(502e) Mechanical Influences on Endoderm Differentiation

Introduction: Stem cell differentiation has been a well-studied and important aspect of cellular biology over the last several decades; however, while significant advancements have been made in the study of soluble cues, not all effects of the mechanical environment in and outside of the cell have been fully investigated at this point. Specifically, the mechanical dependencies of endoderm specification have not been fully investigated. The mechanical context of tissue development and homeostasis in vivo vastly differs from in vitro approaches to derive endoderm derivatives. To this end, this work will explore how mechanical cues impact endoderm differentiation efficiency, which can lead to improvements in differentiated cell models, enhancement of differentiation protocols, and improvements to mimic adult cell tissues better than currently generated products.

Approach: We intend to modulate how differentiating cells perceive their microenvironments by culturing cells in substrates of various stiffness, using functionalized gelatin gels, and controlling cytoskeletal tension inside the cells. For cytoskeletal modulation, we first ran a toxicity screen on iPSCs with the cytoskeletal modulating drugs Latrunculin A, Nocodazole, Cytochalasin D, Jasplakinolid, Blebbistatin, and Y-27632, to determine both their effect on endoderm differentiation and maximum allowable concentrations. To investigate the temporal effect of cellular microenvironment conditions, we softened or stiffened the cytoskeleton of cells for a portion of the differentiation before monitoring protein expression via IF and transcriptional changes through mRNA expression.

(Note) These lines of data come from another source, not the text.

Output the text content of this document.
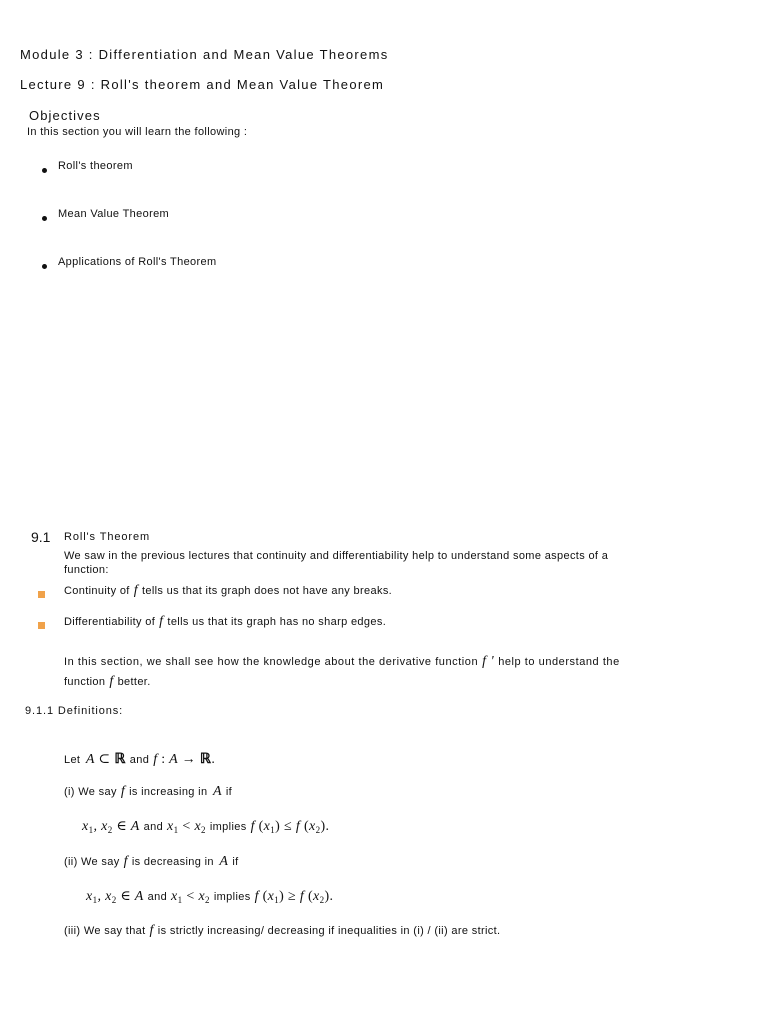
Module 3 : Differentiation and Mean Value Theorems
Lecture 9 : Roll's theorem and Mean Value Theorem
Objectives
In this section you will learn the following :
Roll's theorem
Mean Value Theorem
Applications of Roll's Theorem
9.1 Roll's Theorem
We saw in the previous lectures that continuity and differentiability help to understand some aspects of a
function:
Continuity of f tells us that its graph does not have any breaks.
Differentiability of f tells us that its graph has no sharp edges.
In this section, we shall see how the knowledge about the derivative function f ' help to understand the
function f better.
9.1.1 Definitions:
Let  A ⊂ ℝ and f : A → ℝ.
(i) We say f is increasing in  A if
$x_1$, $x_2$ ∈ A and $x_1 < x_2$ implies f $(x_1) \le f$ $(x_2)$.
(ii) We say f is decreasing in  A if
$x_1$, $x_2$ ∈ A and $x_1 < x_2$ implies f $(x_1) \ge f$ $(x_2)$.
(iii) We say that f is strictly increasing/ decreasing if inequalities in (i) / (ii) are strict.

Result: We have observed that a stiffer microenvironment caused by the depolymerization of microtubules through Nocodazole increased NANOG expression compared to a control differentiation by 1.8-fold. In addition, disruption of actin polymerization by Cytochalasin D led to a 3.1-fold increase of GATA4 expression compared to a control differentiation. Overall, we find that disrupting F-actin polymerization enhances endoderm differentiation while enhanced polymerization limits proper differentiation.